Vi ringrazio davvero per il lavoro che fate ogni giorno e mi scuso per il disturbo, data la lunghezza del messaggio.
Buona giornata.

Ciao,
ti ringrazio per aver condiviso con tanta sincerità e profondità ciò che stai vivendo. La tua riflessione è già un grande passo avanti: non stai semplicemente chiedendo “che cosa devo fare?”, ma stai cercando di capire perché ti senti così e da dove nasce questa difficoltà nel mostrarti pienamente.

Partirei proprio da qui: dietro il desiderio di “nascondersi” un po’, spesso non c’è falsità, ma protezione. Creare un profilo con un nome diverso può essere stato, per te, un modo per sperimentare la libertà di mostrarti senza paura del giudizio. Hai voluto costruire uno spazio “sicuro”, dove poterti esprimere senza sentirti osservata da chi ti conosce nella vita reale. È un modo molto umano di cercare di capire chi sei, specialmente in un’età in cui l’identità è ancora in costruzione.
Il punto è che, quando quella protezione diventa una barriera, può generare ansia e senso di colpa, come se si fosse intrappolati dentro la propria stessa difesa. È lì che comincia il desiderio di “sbloccarsi”.

Ti suggerirei di guardare a questa esperienza non come a qualcosa di sbagliato, ma come a una tappa di conoscenza di te stessa. Forse hai imparato che una parte di te desidera mostrarsi, ma ha bisogno di farlo in contesti dove si sente davvero accolta e non esposta.

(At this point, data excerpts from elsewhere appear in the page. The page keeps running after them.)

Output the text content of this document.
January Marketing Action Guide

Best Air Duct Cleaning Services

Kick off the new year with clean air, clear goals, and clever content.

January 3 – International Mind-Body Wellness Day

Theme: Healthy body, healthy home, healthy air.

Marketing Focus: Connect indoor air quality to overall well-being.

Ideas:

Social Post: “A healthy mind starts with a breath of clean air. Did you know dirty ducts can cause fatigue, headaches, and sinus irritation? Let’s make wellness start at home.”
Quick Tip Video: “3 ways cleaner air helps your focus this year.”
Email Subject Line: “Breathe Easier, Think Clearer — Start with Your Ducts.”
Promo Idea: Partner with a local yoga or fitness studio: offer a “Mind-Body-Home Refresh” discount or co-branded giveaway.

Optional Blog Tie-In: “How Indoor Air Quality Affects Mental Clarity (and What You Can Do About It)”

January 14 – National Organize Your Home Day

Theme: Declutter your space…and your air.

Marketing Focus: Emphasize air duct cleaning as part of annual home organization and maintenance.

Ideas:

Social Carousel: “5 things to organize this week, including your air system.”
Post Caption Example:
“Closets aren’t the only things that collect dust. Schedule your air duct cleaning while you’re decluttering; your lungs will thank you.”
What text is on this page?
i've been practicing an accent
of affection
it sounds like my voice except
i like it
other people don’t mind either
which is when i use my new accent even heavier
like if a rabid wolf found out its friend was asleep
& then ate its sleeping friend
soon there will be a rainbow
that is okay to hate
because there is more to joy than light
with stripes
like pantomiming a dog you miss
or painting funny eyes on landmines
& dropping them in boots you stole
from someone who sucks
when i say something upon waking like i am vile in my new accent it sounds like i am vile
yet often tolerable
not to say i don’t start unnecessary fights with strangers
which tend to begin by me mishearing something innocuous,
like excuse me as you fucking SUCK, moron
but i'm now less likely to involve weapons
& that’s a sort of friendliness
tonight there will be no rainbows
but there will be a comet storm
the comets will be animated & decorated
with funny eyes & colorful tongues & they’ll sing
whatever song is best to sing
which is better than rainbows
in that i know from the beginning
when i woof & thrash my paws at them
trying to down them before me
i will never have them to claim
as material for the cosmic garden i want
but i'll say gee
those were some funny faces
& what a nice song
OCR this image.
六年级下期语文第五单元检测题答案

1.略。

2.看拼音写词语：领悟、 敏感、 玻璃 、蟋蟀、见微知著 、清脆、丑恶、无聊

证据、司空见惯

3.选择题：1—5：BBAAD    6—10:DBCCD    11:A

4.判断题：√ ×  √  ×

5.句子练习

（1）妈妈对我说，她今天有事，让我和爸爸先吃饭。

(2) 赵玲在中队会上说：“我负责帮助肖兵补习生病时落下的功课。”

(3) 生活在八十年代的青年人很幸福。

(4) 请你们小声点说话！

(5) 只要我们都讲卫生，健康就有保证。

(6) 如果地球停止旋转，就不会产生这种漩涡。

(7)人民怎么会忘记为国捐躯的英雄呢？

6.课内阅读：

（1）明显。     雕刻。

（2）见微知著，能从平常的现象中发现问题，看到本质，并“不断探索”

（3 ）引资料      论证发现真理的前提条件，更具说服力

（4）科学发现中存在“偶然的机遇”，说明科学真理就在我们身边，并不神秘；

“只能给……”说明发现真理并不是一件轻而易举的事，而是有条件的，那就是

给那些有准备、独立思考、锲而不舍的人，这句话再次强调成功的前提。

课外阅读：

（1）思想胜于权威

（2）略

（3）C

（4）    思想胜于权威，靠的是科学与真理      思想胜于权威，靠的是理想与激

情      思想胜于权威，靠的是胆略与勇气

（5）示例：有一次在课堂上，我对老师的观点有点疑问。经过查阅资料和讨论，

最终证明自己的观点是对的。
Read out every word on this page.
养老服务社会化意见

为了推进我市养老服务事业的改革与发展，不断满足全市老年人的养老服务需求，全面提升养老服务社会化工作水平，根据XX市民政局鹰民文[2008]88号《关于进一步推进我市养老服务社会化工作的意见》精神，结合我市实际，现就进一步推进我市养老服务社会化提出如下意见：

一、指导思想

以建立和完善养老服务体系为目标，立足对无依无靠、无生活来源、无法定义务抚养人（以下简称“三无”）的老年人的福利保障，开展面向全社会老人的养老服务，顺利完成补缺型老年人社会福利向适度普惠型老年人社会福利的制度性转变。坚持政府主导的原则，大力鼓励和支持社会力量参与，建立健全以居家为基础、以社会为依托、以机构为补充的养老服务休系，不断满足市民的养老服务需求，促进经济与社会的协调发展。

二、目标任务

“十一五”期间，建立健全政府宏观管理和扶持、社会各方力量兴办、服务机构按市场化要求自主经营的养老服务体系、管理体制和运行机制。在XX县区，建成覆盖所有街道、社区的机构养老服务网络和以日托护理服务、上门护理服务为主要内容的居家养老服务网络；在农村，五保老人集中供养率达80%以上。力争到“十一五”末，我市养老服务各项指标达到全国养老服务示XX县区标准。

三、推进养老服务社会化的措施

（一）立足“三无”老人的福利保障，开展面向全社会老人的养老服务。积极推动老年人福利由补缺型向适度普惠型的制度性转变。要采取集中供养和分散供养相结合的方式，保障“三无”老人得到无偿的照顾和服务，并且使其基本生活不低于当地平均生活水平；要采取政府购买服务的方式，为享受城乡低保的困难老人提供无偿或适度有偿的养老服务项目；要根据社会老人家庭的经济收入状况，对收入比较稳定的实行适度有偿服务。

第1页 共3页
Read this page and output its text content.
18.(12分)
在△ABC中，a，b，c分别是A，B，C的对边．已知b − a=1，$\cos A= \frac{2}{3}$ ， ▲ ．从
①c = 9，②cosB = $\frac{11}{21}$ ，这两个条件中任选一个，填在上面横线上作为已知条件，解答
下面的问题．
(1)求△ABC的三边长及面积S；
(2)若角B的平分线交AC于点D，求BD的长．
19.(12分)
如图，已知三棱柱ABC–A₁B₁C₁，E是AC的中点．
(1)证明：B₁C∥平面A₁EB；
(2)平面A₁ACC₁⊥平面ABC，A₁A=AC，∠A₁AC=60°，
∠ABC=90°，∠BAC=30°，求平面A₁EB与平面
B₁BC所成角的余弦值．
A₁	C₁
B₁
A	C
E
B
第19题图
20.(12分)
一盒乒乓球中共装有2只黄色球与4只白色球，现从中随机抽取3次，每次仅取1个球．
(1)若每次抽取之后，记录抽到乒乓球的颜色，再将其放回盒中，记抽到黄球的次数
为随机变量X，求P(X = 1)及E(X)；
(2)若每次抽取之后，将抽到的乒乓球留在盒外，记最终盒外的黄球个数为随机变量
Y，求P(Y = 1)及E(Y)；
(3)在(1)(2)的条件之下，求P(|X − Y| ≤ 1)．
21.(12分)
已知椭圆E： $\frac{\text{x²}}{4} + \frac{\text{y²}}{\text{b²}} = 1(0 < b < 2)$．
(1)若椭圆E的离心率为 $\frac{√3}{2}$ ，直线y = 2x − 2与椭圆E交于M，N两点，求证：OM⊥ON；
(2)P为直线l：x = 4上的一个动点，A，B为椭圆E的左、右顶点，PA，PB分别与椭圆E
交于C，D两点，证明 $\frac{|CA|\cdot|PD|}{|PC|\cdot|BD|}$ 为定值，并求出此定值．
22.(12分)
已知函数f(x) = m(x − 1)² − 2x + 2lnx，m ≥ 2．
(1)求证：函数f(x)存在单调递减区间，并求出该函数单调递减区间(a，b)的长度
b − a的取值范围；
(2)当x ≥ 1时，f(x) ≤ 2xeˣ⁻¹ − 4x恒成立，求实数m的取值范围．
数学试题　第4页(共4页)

E forse è proprio questa tensione — tra il bisogno di essere vista e quello di non sentirti vulnerabile — che merita di essere esplorata, magari con l’aiuto di un percorso psicologico personale.

Per quanto riguarda il ragazzo, la tua sensibilità ti fa cogliere molte sfumature reali. Tuttavia, è importante distinguere tra la connessione emotiva che può nascere online e la possibilità concreta di una relazione reciproca e stabile. A volte le relazioni nate in questi contesti permettono di vivere aspetti belli dell’affettività — l’intimità, la complicità, la condivisione — ma anche di “proiettare” sull’altro ciò che desideriamo vivere, più che chi l’altro realmente è.
Non si tratta di un errore: è un’esperienza formativa, che può insegnarti molto su che tipo di legame cerchi e su come ti senti quando ti affezioni.

Imparare a “non affezionarsi troppo a situazioni incerte” non significa smettere di sentire, ma imparare a riconoscere quando un legame diventa una fantasia più che una realtà condivisa. In questi casi, è utile fermarsi e chiedersi: “Cosa mi dà questa relazione? Mi fa sentire più viva, o più in attesa?”
Se prevale la seconda sensazione, allora forse il passo successivo è tornare un po’ a te stessa, ai tuoi bisogni, ai tuoi confini, e a costruire legami più concreti, dove puoi essere riconosciuta per quella che sei, nome compreso.

In fondo, il tuo percorso sembra proprio quello di imparare a fidarti del fatto che puoi essere vista — davvero — senza dover costruire un’identità parallela.
E questa fiducia si costruisce piano piano, nelle relazioni reali, con chi ti accoglie e non ti giudica.

Hai già iniziato questo cammino con la tua riflessione: ora si tratta solo di continuarlo, con gentilezza verso te stessa.